Voice Boost 2 also incorporates a dynamics compressor, but over time, I’ve kept reducing its strength as I’ve found it less necessary. Proper LUFS processing with a great lookahead limiter provides excellent volume normalization with almost no compression needed afterward.

True-peak detection

There’s one more way to introduce clipping that needs to be guarded against.

Digital audio is represented by samples that represent a point in time (green dots, again) on a sound wave (green line). But the sampled points don’t always land at the exact peaks of those waves:

The most common way to measure the peak of a waveform is to find the greatest absolute sample value. By this method, the top waveform peaks here would measure about –6 dB and –1.5 dB, respectively.

But the actual peak amplitudes of these waves is –1 dB! A simple limiter could still output clipped audio because it’s not seeing the true peaks.

Voice Boost 2’s limiter performs true-peak detection, rather than simply measuring sample peaks, to avoid this type of clipping and further reduce distortion.

Mastering-quality processing for everyone

Voice Boost 2 is a mastering-quality audio-processing pipeline that applies broadcast-standard loudness normalization, light compression and EQ, and a true-peak lookahead limiter to your podcasts, in real time, without sacrificing quality or battery life.

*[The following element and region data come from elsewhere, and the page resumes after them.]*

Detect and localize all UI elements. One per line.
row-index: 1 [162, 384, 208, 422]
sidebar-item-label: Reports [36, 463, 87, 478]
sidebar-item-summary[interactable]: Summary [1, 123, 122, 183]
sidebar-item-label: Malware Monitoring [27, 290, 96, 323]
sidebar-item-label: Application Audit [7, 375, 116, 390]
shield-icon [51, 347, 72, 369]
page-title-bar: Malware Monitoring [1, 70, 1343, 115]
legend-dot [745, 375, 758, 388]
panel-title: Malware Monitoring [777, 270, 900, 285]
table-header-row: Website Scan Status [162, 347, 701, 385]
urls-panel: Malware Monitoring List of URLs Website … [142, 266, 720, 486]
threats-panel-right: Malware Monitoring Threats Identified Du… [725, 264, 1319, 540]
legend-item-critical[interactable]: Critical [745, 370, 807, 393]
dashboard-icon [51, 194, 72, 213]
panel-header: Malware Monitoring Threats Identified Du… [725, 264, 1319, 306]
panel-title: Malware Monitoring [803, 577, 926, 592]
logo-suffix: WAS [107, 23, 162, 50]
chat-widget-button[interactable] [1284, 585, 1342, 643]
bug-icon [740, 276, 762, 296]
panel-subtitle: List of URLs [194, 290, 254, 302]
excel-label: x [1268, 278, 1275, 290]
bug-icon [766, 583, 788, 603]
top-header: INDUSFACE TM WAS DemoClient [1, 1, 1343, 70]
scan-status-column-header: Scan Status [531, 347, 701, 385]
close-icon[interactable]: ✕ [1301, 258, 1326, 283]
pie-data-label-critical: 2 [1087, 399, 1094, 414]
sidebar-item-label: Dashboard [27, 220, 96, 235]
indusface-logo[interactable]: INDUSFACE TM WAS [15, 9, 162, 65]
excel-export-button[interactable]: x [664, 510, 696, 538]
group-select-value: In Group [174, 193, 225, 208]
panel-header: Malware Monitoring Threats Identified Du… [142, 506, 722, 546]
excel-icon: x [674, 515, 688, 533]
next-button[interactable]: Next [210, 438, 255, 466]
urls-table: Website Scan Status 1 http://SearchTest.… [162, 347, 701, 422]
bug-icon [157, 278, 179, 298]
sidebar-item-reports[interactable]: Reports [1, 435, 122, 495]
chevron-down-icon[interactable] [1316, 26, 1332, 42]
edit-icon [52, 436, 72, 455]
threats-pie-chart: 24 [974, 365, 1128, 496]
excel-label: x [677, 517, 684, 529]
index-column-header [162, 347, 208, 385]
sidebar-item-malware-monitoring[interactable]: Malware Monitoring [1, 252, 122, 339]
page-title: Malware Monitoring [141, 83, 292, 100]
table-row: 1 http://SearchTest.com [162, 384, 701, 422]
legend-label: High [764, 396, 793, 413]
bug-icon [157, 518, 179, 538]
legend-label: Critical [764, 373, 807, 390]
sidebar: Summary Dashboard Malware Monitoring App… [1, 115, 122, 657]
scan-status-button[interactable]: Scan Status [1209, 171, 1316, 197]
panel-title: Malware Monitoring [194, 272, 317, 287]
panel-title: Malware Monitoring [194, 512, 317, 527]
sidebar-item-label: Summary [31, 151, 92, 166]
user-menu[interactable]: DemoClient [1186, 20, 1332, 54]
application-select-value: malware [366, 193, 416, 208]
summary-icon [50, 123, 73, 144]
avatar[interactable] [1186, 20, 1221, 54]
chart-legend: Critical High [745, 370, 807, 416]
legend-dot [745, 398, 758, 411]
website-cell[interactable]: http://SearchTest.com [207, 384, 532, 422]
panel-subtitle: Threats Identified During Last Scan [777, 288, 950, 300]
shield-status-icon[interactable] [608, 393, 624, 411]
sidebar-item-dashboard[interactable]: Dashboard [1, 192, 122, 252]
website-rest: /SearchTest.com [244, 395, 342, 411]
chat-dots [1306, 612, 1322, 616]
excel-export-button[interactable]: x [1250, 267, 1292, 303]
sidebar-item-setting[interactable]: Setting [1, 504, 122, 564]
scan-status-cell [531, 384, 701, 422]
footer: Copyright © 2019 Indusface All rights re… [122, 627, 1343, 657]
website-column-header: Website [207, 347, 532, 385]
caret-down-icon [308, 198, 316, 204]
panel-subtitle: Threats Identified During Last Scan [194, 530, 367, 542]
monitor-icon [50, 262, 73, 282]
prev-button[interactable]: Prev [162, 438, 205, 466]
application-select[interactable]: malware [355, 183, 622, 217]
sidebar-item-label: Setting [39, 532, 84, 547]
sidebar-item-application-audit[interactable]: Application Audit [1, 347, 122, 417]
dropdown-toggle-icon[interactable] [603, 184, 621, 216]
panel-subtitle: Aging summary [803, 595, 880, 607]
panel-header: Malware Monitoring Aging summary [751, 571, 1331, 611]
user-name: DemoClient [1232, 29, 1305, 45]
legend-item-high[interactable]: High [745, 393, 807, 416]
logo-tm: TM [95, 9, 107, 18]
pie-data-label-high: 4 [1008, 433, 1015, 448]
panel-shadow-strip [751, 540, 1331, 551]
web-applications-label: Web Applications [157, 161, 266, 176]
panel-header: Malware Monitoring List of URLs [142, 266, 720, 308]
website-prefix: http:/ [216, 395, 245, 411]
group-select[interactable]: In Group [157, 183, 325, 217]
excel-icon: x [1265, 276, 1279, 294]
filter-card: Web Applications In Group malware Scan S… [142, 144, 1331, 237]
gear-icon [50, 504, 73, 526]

And it runs at less than 1% CPU usage on an iPhone SE.5

I intend to expose some of its customizability to customers in future updates, but I wanted to develop and ship the best default settings first to keep the app simple and usable to everyone. Now that it’s available to everyone, I may still subtly tweak the defaults in response to feedback. But as I’ve refined the settings during the beta period to be more universal, less customization has been necessary.6

Having achieved its goals of being more consistent and less aggressive, Voice Boost 2 is intentionally transparent. It’s not promoted more in the app or even labeled “Voice Boost 2”. It’s still Voice Boost — just better now.

If I did my job well, you’ll hardly notice it at all. You’ll have no idea that your podcasts are being remastered in your pocket.

But I’ll know. And the handful of you who really care will know. And that’s enough for me.

Voice Boost 2 is in today’s update (2020.1), along with these new features:

  • AirPlay 2: Overcast can now play to HomePods and other AirPlay 2 devices much more responsively, with full-blown Smart Speed and Voice Boost, on iOS 13.1 and above.7
  • Skip intros/outros: There’s a new per-podcast setting to skip a given number of seconds from the start and/or end of its episodes.
  • Clip-sharing from private feeds. In retrospect, this restriction was unnecessary, so I lifted it.
  • Restored iOS 12 compatibility. Going 13-only so soon was a mistake. Hear why on Under The Radar 181 and 183.

As usual, all of this is free for everyone in Overcast.